Emergence d’un nouvel Orthobunyavirus de type Shamonda en France et en Europe chez des vaches laitières présentant un syndrome fébrile, abattement, pertes de production et diarrhées : ce qu’il faut savoir
Depuis quelques semaines, des épisodes associant diarrhée aiguë, fièvre, abattement et baisse de la production laitière sont rapportés dans de très nombreux élevages bovins de l’Est de la France, notamment dans le Doubs, l’Ain, la Savoie et la Haute-Savoie. Des tableaux cliniques comparables ont également été signalés en Suisse et en Allemagne.
Ce syndrome connait actuellement une très rapide extension sur le territoire national.
L’implication de ce virus dans des troubles de la reproduction, en particulier des avortements, est également suspectée et doit attirer l’attention des éleveurs et vétérinaires.
Chez les animaux atteints, les premiers signes semblent le plus souvent transitoires. La diarrhée, initialement considérée comme le signe clinique principal, s’inscrit en réalité dans un syndrome plus large associant une diminution de l’activité, un épisode fébrile parfois bref et une chute temporaire de la production laitière.

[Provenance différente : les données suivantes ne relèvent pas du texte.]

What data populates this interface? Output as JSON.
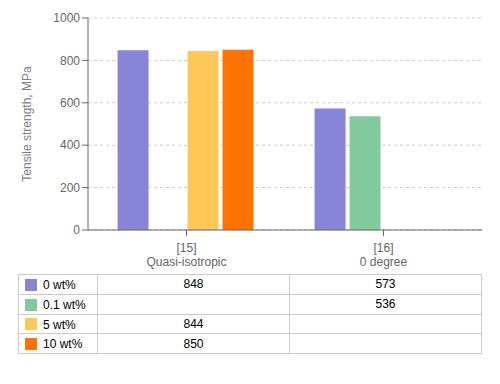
{
  "chart_data": {
    "type": "bar",
    "ylabel": "Tensile strength, MPa",
    "categories": [
      "[15]\nQuasi-isotropic",
      "[16]\n0 degree"
    ],
    "series": [
      {
        "name": "0 wt%",
        "color": "#8884d8",
        "values": [
          848,
          573
        ]
      },
      {
        "name": "0.1 wt%",
        "color": "#82ca9d",
        "values": [
          null,
          536
        ]
      },
      {
        "name": "5 wt%",
        "color": "#ffc658",
        "values": [
          844,
          null
        ]
      },
      {
        "name": "10 wt%",
        "color": "#ff7300",
        "values": [
          850,
          null
        ]
      }
    ],
    "ylim": [
      0,
      1000
    ],
    "yticks": [
      0,
      200,
      400,
      600,
      800,
      1000
    ],
    "grid": true,
    "legend": "bottom"
  }
}
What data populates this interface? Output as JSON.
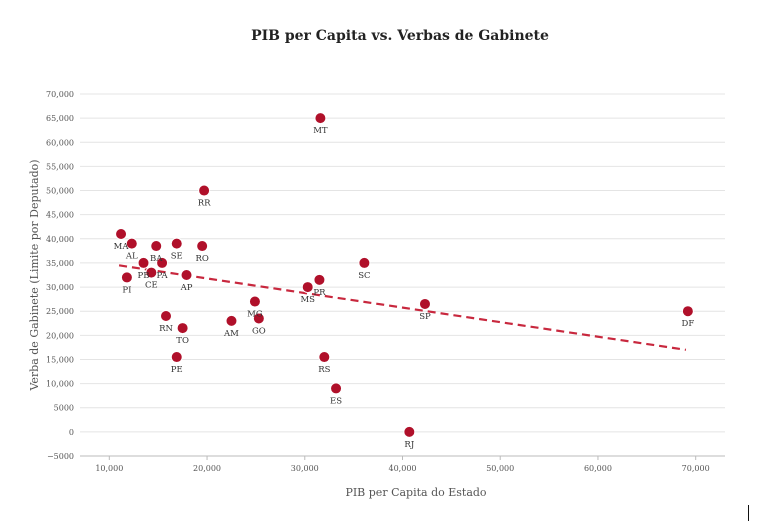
{
  "chart_data": {
    "type": "scatter",
    "title": "PIB per Capita vs. Verbas de Gabinete",
    "xlabel": "PIB per Capita do Estado",
    "ylabel": "Verba de Gabinete (Limite por Deputado)",
    "xlim": [
      7000,
      73000
    ],
    "ylim": [
      -5000,
      70000
    ],
    "xticks": [
      10000,
      20000,
      30000,
      40000,
      50000,
      60000,
      70000
    ],
    "yticks": [
      -5000,
      0,
      5000,
      10000,
      15000,
      20000,
      25000,
      30000,
      35000,
      40000,
      45000,
      50000,
      55000,
      60000,
      65000,
      70000
    ],
    "xtick_labels": [
      "10,000",
      "20,000",
      "30,000",
      "40,000",
      "50,000",
      "60,000",
      "70,000"
    ],
    "ytick_labels": [
      "−5000",
      "0",
      "5000",
      "10,000",
      "15,000",
      "20,000",
      "25,000",
      "30,000",
      "35,000",
      "40,000",
      "45,000",
      "50,000",
      "55,000",
      "60,000",
      "65,000",
      "70,000"
    ],
    "grid": true,
    "color": "#b0102a",
    "trendline": {
      "x": [
        11000,
        69000
      ],
      "y": [
        34500,
        17000
      ],
      "style": "dashed",
      "color": "#c8283e"
    },
    "points": [
      {
        "label": "MA",
        "x": 11200,
        "y": 41000
      },
      {
        "label": "AL",
        "x": 12300,
        "y": 39000
      },
      {
        "label": "PI",
        "x": 11800,
        "y": 32000
      },
      {
        "label": "PB",
        "x": 13500,
        "y": 35000
      },
      {
        "label": "CE",
        "x": 14300,
        "y": 33000
      },
      {
        "label": "BA",
        "x": 14800,
        "y": 38500
      },
      {
        "label": "PA",
        "x": 15400,
        "y": 35000
      },
      {
        "label": "SE",
        "x": 16900,
        "y": 39000
      },
      {
        "label": "RN",
        "x": 15800,
        "y": 24000
      },
      {
        "label": "PE",
        "x": 16900,
        "y": 15500
      },
      {
        "label": "TO",
        "x": 17500,
        "y": 21500
      },
      {
        "label": "AP",
        "x": 17900,
        "y": 32500
      },
      {
        "label": "RO",
        "x": 19500,
        "y": 38500
      },
      {
        "label": "RR",
        "x": 19700,
        "y": 50000
      },
      {
        "label": "AM",
        "x": 22500,
        "y": 23000
      },
      {
        "label": "MG",
        "x": 24900,
        "y": 27000
      },
      {
        "label": "GO",
        "x": 25300,
        "y": 23500
      },
      {
        "label": "MS",
        "x": 30300,
        "y": 30000
      },
      {
        "label": "PR",
        "x": 31500,
        "y": 31500
      },
      {
        "label": "MT",
        "x": 31600,
        "y": 65000
      },
      {
        "label": "RS",
        "x": 32000,
        "y": 15500
      },
      {
        "label": "ES",
        "x": 33200,
        "y": 9000
      },
      {
        "label": "SC",
        "x": 36100,
        "y": 35000
      },
      {
        "label": "RJ",
        "x": 40700,
        "y": 0
      },
      {
        "label": "SP",
        "x": 42300,
        "y": 26500
      },
      {
        "label": "DF",
        "x": 69200,
        "y": 25000
      }
    ]
  }
}
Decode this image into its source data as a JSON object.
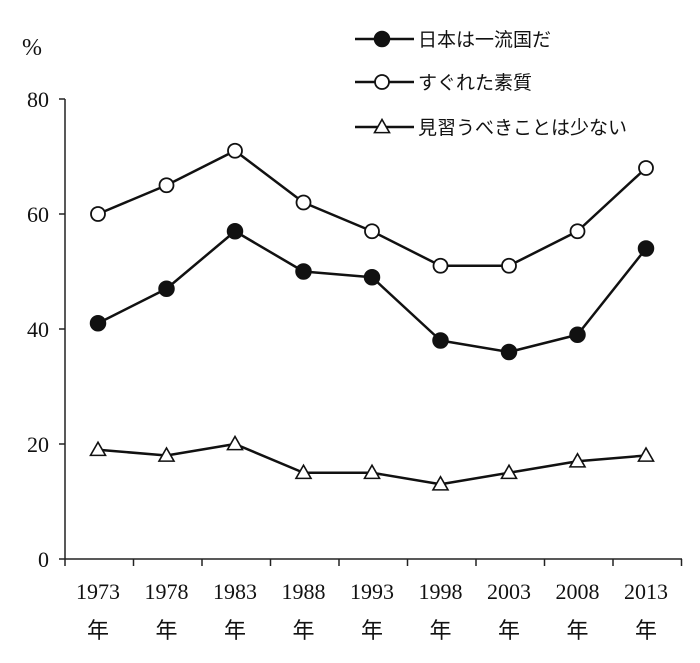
{
  "chart_data": {
    "type": "line",
    "ylabel": "%",
    "ylim": [
      0,
      80
    ],
    "yticks": [
      0,
      20,
      40,
      60,
      80
    ],
    "categories": [
      "1973",
      "1978",
      "1983",
      "1988",
      "1993",
      "1998",
      "2003",
      "2008",
      "2013"
    ],
    "category_suffix": "年",
    "grid": false,
    "legend_position": "top-right",
    "series": [
      {
        "name": "日本は一流国だ",
        "marker": "filled-circle",
        "values": [
          41,
          47,
          57,
          50,
          49,
          38,
          36,
          39,
          54
        ]
      },
      {
        "name": "すぐれた素質",
        "marker": "open-circle",
        "values": [
          60,
          65,
          71,
          62,
          57,
          51,
          51,
          57,
          68
        ]
      },
      {
        "name": "見習うべきことは少ない",
        "marker": "open-triangle",
        "values": [
          19,
          18,
          20,
          15,
          15,
          13,
          15,
          17,
          18
        ]
      }
    ],
    "colors": {
      "line": "#111111",
      "marker_fill_solid": "#111111",
      "marker_fill_open": "#ffffff"
    }
  }
}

Il est à craindre un effet retardé sur la fonction de reproduction.
Face à la multiplication des cas et à l’absence d’identification d’un agent infectieux par les analyses réalisées en première intention, des prélèvements ont été adressés à la plateforme de métagénomique clinique METAPATH de l’École Nationale Vétérinaire de Toulouse.
Les analyses ont permis de détecter dans le plasma de vaches prélevées pendant la phase aiguë, un Orthobunyavirus appartenant au sérogroupe Simbu et génétiquement apparenté aux virus de Shamonda, proche du virus de Schmallenberg. Cette détection constitue une piste importante pour expliquer les épisodes observés, même si le lien de causalité entre ce virus et l’ensemble des signes cliniques doit encore être confirmé. Des résultats similaires ont été obtenus par des collègues allemands.
La métagénomique est une méthode de séquençage dite « sans a priori » : contrairement à un test PCR ciblé, conçu pour rechercher un agent pathogène précis, elle permet de rechercher l’ensemble des agents infectieux présents dans un prélèvement. Les séquences obtenues sont ensuite comparées à des bases de données afin d’identifier d’éventuels agents infectieux. Cette approche est particulièrement utile lorsqu’un agent est inattendu, mal caractérisé ou suffisamment divergent pour ne pas être détecté par les tests moléculaires habituellement utilisés. Dans le cas présent, elle a permis de reconstituer la totalité des trois segments constituant le génome viral et d’orienter son identification par des analyses phylogénétiques.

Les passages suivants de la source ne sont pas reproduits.